一人、また一人と大賢者の後に続き、結局、一番最後に馬車を降りたのは私だった。焼き固められた粘土の地面が、着地の衝撃を吸収する。
まだ試運転なのに、宿場町から続く緩やかな坂は上り切っていた。地図に描かれていた、あの高台にまで来てしまったのだろうか。街道が石畳へと変わる境目のすぐそこにまで迫っている森林からは、冷え込んだ空気が流れてきていた。
「あら? そんなに揺れちゃった?」
近づいてくるなり、私の髪型を見たアシハラが慌てた表情で確認してくる。
「揺れに関しては、全然、大丈夫です。それより、アシハラさんはどうでした? 御者席の方は」
「それならいいんだけど……こっちは文句なしです。快適でしたよ?」
乱れた髪を撫でつけながら、私は馬車へと視線を移した。
御者席は手綱を握るアシハラと、本格的な旅が始まったらナビを務める私が並んで座っても、少し余るほどに広くとられている。馬車本体は全体的に丸みを帯びており、知識のない私からすれば皇族の儀式用とも思えるデザインをしていた。
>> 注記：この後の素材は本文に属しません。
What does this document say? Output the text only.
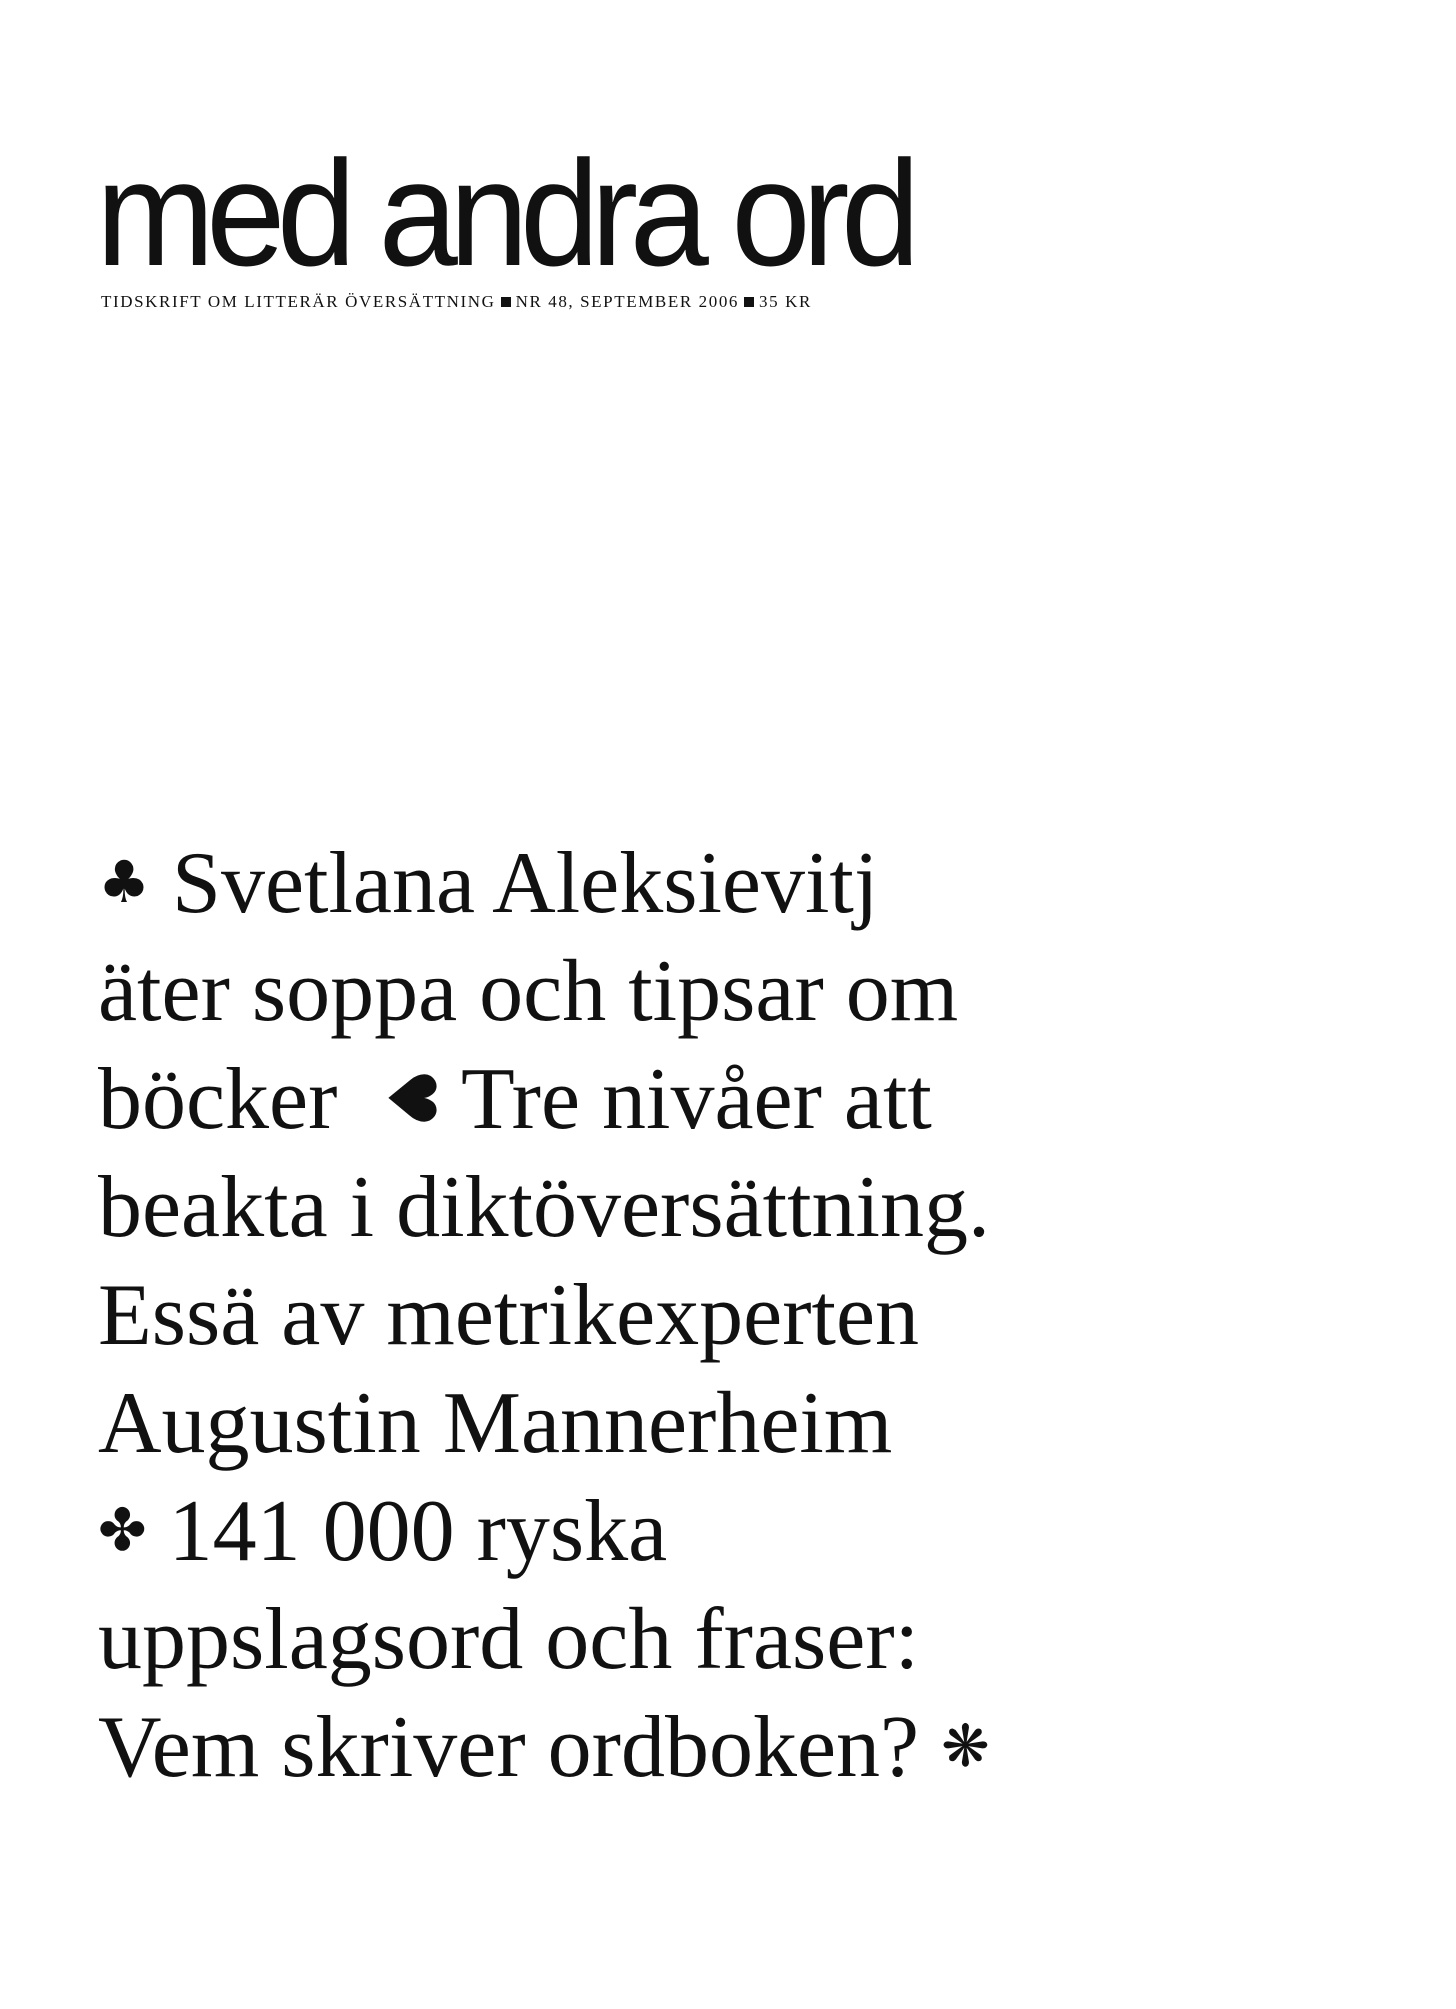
med andra ord
TIDSKRIFT OM LITTERÄR ÖVERSÄTTNING NR 48, SEPTEMBER 2006 35 KR
♣ Svetlana Aleksievitj
äter soppa och tipsar om
böcker ♥ Tre nivåer att
beakta i diktöversättning.
Essä av metrikexperten
Augustin Mannerheim
✤ 141 000 ryska
uppslagsord och fraser:
Vem skriver ordboken? ❋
黒真珠のように光沢を放つ車体。その縁には『はじまりの木』を連想させる、枝葉を模した緻密な金細工がびっしりと施されている。
車輪の骨組みは複雑怪奇に重なり合っている。一言で表せば、黒い縁に覆われた、白いバラの花。
そしてなぜか、重力を無視して地面から浮いた、半月型のキャビン。これによって、一切の揺れが生じていなかった。おかげで、乗り物酔いしやすいキラも快適に過ごせていた。
「『ウマ』も大人しいというか、すごく頭の良い子だしねぇ」
アシハラはキラとピィちゃん、そしてサラマンダー君に囲まれても平然としている、頼もしい旅の仲間へと視線をやった。
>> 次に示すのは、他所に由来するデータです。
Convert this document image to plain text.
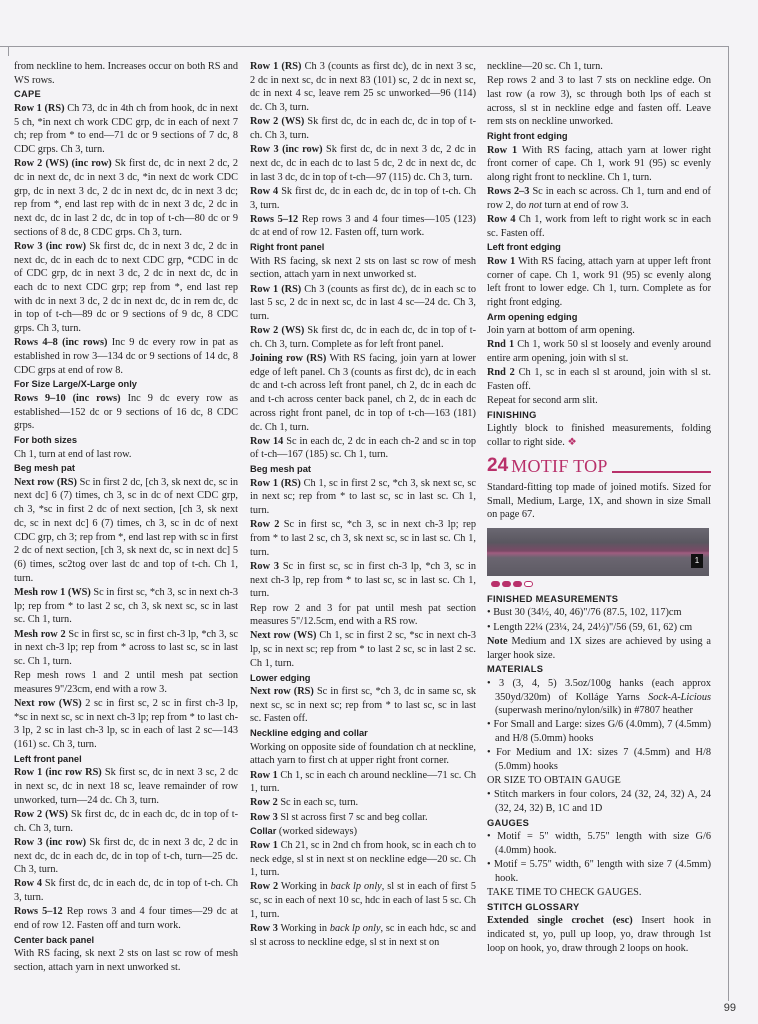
from neckline to hem. Increases occur on both RS and WS rows.

CAPE

Row 1 (RS) Ch 73, dc in 4th ch from hook, dc in next 5 ch, *in next ch work CDC grp, dc in each of next 7 ch; rep from * to end—71 dc or 9 sections of 7 dc, 8 CDC grps. Ch 3, turn.

Row 2 (WS) (inc row) Sk first dc, dc in next 2 dc, 2 dc in next dc, dc in next 3 dc, *in next dc work CDC grp, dc in next 3 dc, 2 dc in next dc, dc in next 3 dc; rep from *, end last rep with dc in next 3 dc, 2 dc in next dc, dc in last 2 dc, dc in top of t-ch—80 dc or 9 sections of 8 dc, 8 CDC grps. Ch 3, turn.

Row 3 (inc row) Sk first dc, dc in next 3 dc, 2 dc in next dc, dc in each dc to next CDC grp, *CDC in dc of CDC grp, dc in next 3 dc, 2 dc in next dc, dc in each dc to next CDC grp; rep from *, end last rep with dc in next 3 dc, 2 dc in next dc, dc in rem dc, dc in top of t-ch—89 dc or 9 sections of 9 dc, 8 CDC grps. Ch 3, turn.

Rows 4–8 (inc rows) Inc 9 dc every row in pat as established in row 3—134 dc or 9 sections of 14 dc, 8 CDC grps at end of row 8.

For Size Large/X-Large only

Rows 9–10 (inc rows) Inc 9 dc every row as established—152 dc or 9 sections of 16 dc, 8 CDC grps.

For both sizes

Ch 1, turn at end of last row.

Beg mesh pat

Next row (RS) Sc in first 2 dc, [ch 3, sk next dc, sc in next dc] 6 (7) times, ch 3, sc in dc of next CDC grp, ch 3, *sc in first 2 dc of next section, [ch 3, sk next dc, sc in next dc] 6 (7) times, ch 3, sc in dc of next CDC grp, ch 3; rep from *, end last rep with sc in first 2 dc of next section, [ch 3, sk next dc, sc in next dc] 5 (6) times, sc2tog over last dc and top of t-ch. Ch 1, turn.

Mesh row 1 (WS) Sc in first sc, *ch 3, sc in next ch-3 lp; rep from * to last 2 sc, ch 3, sk next sc, sc in last sc. Ch 1, turn.

Mesh row 2 Sc in first sc, sc in first ch-3 lp, *ch 3, sc in next ch-3 lp; rep from * across to last sc, sc in last sc. Ch 1, turn.

Rep mesh rows 1 and 2 until mesh pat section measures 9"/23cm, end with a row 3.

Next row (WS) 2 sc in first sc, 2 sc in first ch-3 lp, *sc in next sc, sc in next ch-3 lp; rep from * to last ch-3 lp, 2 sc in last ch-3 lp, sc in each of last 2 sc—143 (161) sc. Ch 3, turn.

Left front panel

Row 1 (inc row RS) Sk first sc, dc in next 3 sc, 2 dc in next sc, dc in next 18 sc, leave remainder of row unworked, turn—24 dc. Ch 3, turn.

Row 2 (WS) Sk first dc, dc in each dc, dc in top of t-ch. Ch 3, turn.

Row 3 (inc row) Sk first dc, dc in next 3 dc, 2 dc in next dc, dc in each dc, dc in top of t-ch, turn—25 dc. Ch 3, turn.

Row 4 Sk first dc, dc in each dc, dc in top of t-ch. Ch 3, turn.

Rows 5–12 Rep rows 3 and 4 four times—29 dc at end of row 12. Fasten off and turn work.

Center back panel

With RS facing, sk next 2 sts on last sc row of mesh section, attach yarn in next unworked st.

Row 1 (RS) Ch 3 (counts as first dc), dc in next 3 sc, 2 dc in next sc, dc in next 83 (101) sc, 2 dc in next sc, dc in next 4 sc, leave rem 25 sc unworked—96 (114) dc. Ch 3, turn.

Row 2 (WS) Sk first dc, dc in each dc, dc in top of t-ch. Ch 3, turn.

Row 3 (inc row) Sk first dc, dc in next 3 dc, 2 dc in next dc, dc in each dc to last 5 dc, 2 dc in next dc, dc in last 3 dc, dc in top of t-ch—97 (115) dc. Ch 3, turn.

Row 4 Sk first dc, dc in each dc, dc in top of t-ch. Ch 3, turn.

Rows 5–12 Rep rows 3 and 4 four times—105 (123) dc at end of row 12. Fasten off, turn work.

Right front panel

With RS facing, sk next 2 sts on last sc row of mesh section, attach yarn in next unworked st.

Row 1 (RS) Ch 3 (counts as first dc), dc in each sc to last 5 sc, 2 dc in next sc, dc in last 4 sc—24 dc. Ch 3, turn.

Row 2 (WS) Sk first dc, dc in each dc, dc in top of t-ch. Ch 3, turn. Complete as for left front panel.

Joining row (RS) With RS facing, join yarn at lower edge of left panel. Ch 3 (counts as first dc), dc in each dc and t-ch across left front panel, ch 2, dc in each dc and t-ch across center back panel, ch 2, dc in each dc across right front panel, dc in top of t-ch—163 (181) dc. Ch 1, turn.

Row 14 Sc in each dc, 2 dc in each ch-2 and sc in top of t-ch—167 (185) sc. Ch 1, turn.

Beg mesh pat

Row 1 (RS) Ch 1, sc in first 2 sc, *ch 3, sk next sc, sc in next sc; rep from * to last sc, sc in last sc. Ch 1, turn.

Row 2 Sc in first sc, *ch 3, sc in next ch-3 lp; rep from * to last 2 sc, ch 3, sk next sc, sc in last sc. Ch 1, turn.

Row 3 Sc in first sc, sc in first ch-3 lp, *ch 3, sc in next ch-3 lp, rep from * to last sc, sc in last sc. Ch 1, turn.

Rep row 2 and 3 for pat until mesh pat section measures 5"/12.5cm, end with a RS row.

Next row (WS) Ch 1, sc in first 2 sc, *sc in next ch-3 lp, sc in next sc; rep from * to last 2 sc, sc in last 2 sc. Ch 1, turn.

Lower edging

Next row (RS) Sc in first sc, *ch 3, dc in same sc, sk next sc, sc in next sc; rep from * to last sc, sc in last sc. Fasten off.

Neckline edging and collar

Working on opposite side of foundation ch at neckline, attach yarn to first ch at upper right front corner.

Row 1 Ch 1, sc in each ch around neckline—71 sc. Ch 1, turn.

Row 2 Sc in each sc, turn.

Row 3 Sl st across first 7 sc and beg collar.

Collar (worked sideways)

Row 1 Ch 21, sc in 2nd ch from hook, sc in each ch to neck edge, sl st in next st on neckline edge—20 sc. Ch 1, turn.

Row 2 Working in back lp only, sl st in each of first 5 sc, sc in each of next 10 sc, hdc in each of last 5 sc. Ch 1, turn.

Row 3 Working in back lp only, sc in each hdc, sc and sl st across to neckline edge, sl st in next st on

neckline—20 sc. Ch 1, turn.

Rep rows 2 and 3 to last 7 sts on neckline edge. On last row (a row 3), sc through both lps of each st across, sl st in neckline edge and fasten off. Leave rem sts on neckline unworked.

Right front edging

Row 1 With RS facing, attach yarn at lower right front corner of cape. Ch 1, work 91 (95) sc evenly along right front to neckline. Ch 1, turn.

Rows 2–3 Sc in each sc across. Ch 1, turn and end of row 2, do not turn at end of row 3.

Row 4 Ch 1, work from left to right work sc in each sc. Fasten off.

Left front edging

Row 1 With RS facing, attach yarn at upper left front corner of cape. Ch 1, work 91 (95) sc evenly along left front to lower edge. Ch 1, turn. Complete as for right front edging.

Arm opening edging

Join yarn at bottom of arm opening.

Rnd 1 Ch 1, work 50 sl st loosely and evenly around entire arm opening, join with sl st.

Rnd 2 Ch 1, sc in each sl st around, join with sl st. Fasten off.

Repeat for second arm slit.

FINISHING

Lightly block to finished measurements, folding collar to right side. ❖

24 MOTIF TOP

Standard-fitting top made of joined motifs. Sized for Small, Medium, Large, 1X, and shown in size Small on page 67.

1
FINISHED MEASUREMENTS

• Bust 30 (34½, 40, 46)"/76 (87.5, 102, 117)cm

• Length 22¼ (23¼, 24, 24½)"/56 (59, 61, 62) cm

Note Medium and 1X sizes are achieved by using a larger hook size.

MATERIALS

• 3 (3, 4, 5) 3.5oz/100g hanks (each approx 350yd/320m) of Kolláge Yarns Sock-A-Licious (superwash merino/nylon/silk) in #7807 heather

• For Small and Large: sizes G/6 (4.0mm), 7 (4.5mm) and H/8 (5.0mm) hooks

• For Medium and 1X: sizes 7 (4.5mm) and H/8 (5.0mm) hooks

OR SIZE TO OBTAIN GAUGE

• Stitch markers in four colors, 24 (32, 24, 32) A, 24 (32, 24, 32) B, 1C and 1D

GAUGES

• Motif = 5" width, 5.75" length with size G/6 (4.0mm) hook.

• Motif = 5.75" width, 6" length with size 7 (4.5mm) hook.

TAKE TIME TO CHECK GAUGES.

STITCH GLOSSARY

Extended single crochet (esc) Insert hook in indicated st, yo, pull up loop, yo, draw through 1st loop on hook, yo, draw through 2 loops on hook.

99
馬車を引くのは、短角を持つ牛のような骨格の牝馬だ。彼女には『ウマ』という名が付けられた。どんなお洒落な名前を付けようとも、大賢者とキラがちゃんとした名前で呼ばないという、悲しい事情からそうなってしまった。
「外見はいいとして、中だけ作り変えてくれ。俺がやり方教えてやるから」
「知ってるわよ、そんなの」
馬車の傍らでは大賢者とソフィーさんが、仲良くタバコ休憩……とはいかずに、またしてもやり合っている。
「そうかなぁ? 最悪の場合を考えて、設計できるのか?」
大賢者の声は低く、落ち着いていた。完全に、人を騙すときの声色だ。
「最悪の場合って、なに?」
一方で、ソフィーさんはイラつきながらも、彼にすがるような不安の色をその顔に浮かべていた。
「アシハラなんかは、きっと無茶するぞ?」
槍玉にあげられたアシハラを仰ぐと、彼は照れくささが入り混じったような、曖昧な笑顔をこちらへと向けた。
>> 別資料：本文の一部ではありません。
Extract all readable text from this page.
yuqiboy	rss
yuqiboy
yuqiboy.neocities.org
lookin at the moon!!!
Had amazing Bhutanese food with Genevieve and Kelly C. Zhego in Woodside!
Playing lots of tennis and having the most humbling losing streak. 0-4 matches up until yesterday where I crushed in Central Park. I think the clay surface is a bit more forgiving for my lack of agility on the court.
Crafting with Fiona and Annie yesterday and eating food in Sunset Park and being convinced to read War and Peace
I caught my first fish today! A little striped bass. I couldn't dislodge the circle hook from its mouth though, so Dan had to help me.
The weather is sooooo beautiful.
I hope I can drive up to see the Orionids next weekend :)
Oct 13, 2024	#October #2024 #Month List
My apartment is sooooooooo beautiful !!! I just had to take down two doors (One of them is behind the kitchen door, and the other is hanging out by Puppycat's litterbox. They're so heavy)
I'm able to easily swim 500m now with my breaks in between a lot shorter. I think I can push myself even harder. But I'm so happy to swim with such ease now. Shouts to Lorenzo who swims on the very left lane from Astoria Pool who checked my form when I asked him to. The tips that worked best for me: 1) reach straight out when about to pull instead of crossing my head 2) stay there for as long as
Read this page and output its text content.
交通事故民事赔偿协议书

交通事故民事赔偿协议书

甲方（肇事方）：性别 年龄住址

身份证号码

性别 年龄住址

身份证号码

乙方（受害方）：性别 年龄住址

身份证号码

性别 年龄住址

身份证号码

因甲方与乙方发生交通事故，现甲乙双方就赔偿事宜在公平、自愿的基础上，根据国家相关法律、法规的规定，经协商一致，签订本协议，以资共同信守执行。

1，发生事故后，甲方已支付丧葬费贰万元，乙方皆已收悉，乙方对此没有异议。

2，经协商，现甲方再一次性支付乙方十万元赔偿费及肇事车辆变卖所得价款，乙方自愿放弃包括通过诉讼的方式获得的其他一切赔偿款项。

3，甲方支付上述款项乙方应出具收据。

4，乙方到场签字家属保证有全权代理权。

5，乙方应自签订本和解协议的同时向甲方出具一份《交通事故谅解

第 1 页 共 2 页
「三日三晩手綱握って、そこへクマでもやってきて、襲われてみろよ? で、そういうときに限って、俺なんかはワニにやられちゃったりしてるんだよ、これが」
「……それが何? 最悪、私がいるし」
言葉では強気だったが、ソフィーさんのタバコを持つ手は微かに震えていた。
「果たして、そう上手くいくかな? 最悪っていうのは輪をかけて起こるもんだ。そこに山賊の集団が現れる。そうなったら、どうなると思う?」
「……どうなるの?」
灰がポトリと地面に落ちる。大賢者を見つめる彼女の表情は真に迫っていた。
「揉まれっちまうぞ? お前なんか、すぐに」
そんなわけあるか。
私の心の声とは裏腹に、絶対強者であるはずのソフィーさんは顔を俯かせた。先ほどからずっと、大賢者のたわごとを素直に聞き入れている彼女に愛嬌を感じつつも、私はこの夫婦が織りなす絶妙なハーモニーに耳を傾け続けた。
「……どうしろって言うの?」
「だから最低でも、俺とアシハラが寝転んでも余裕のある広さは必要になるぞ、っていう話」
「あとは?」
「荷物だな。車体の上に乗っけるんであれば、雨に濡れるから、そこへ被せる布と紐が必要になってくるし」
「嫌よ、そんなの」
「じゃあ、下だな。床下収納なんかは、どうだ?」
「それなら、馬車に布を被せたりしない?」
「当たり前だろ、床下なんだから。もし、それをやるんだったら、外からも荷物を取り出せるようにした方が便利だぞ?」
「どうやってやるの?」
「まずは……」
今回は天然な部分のあるソフィーさんが、大賢者によって丸め込まれる結果となった。
「なんだかんだ言って、仲良いよね? あの二人」
「たまにはこっちのことも、考えてほしいですけどね」
アシハラと一緒になって、私は苦笑を浮かべた。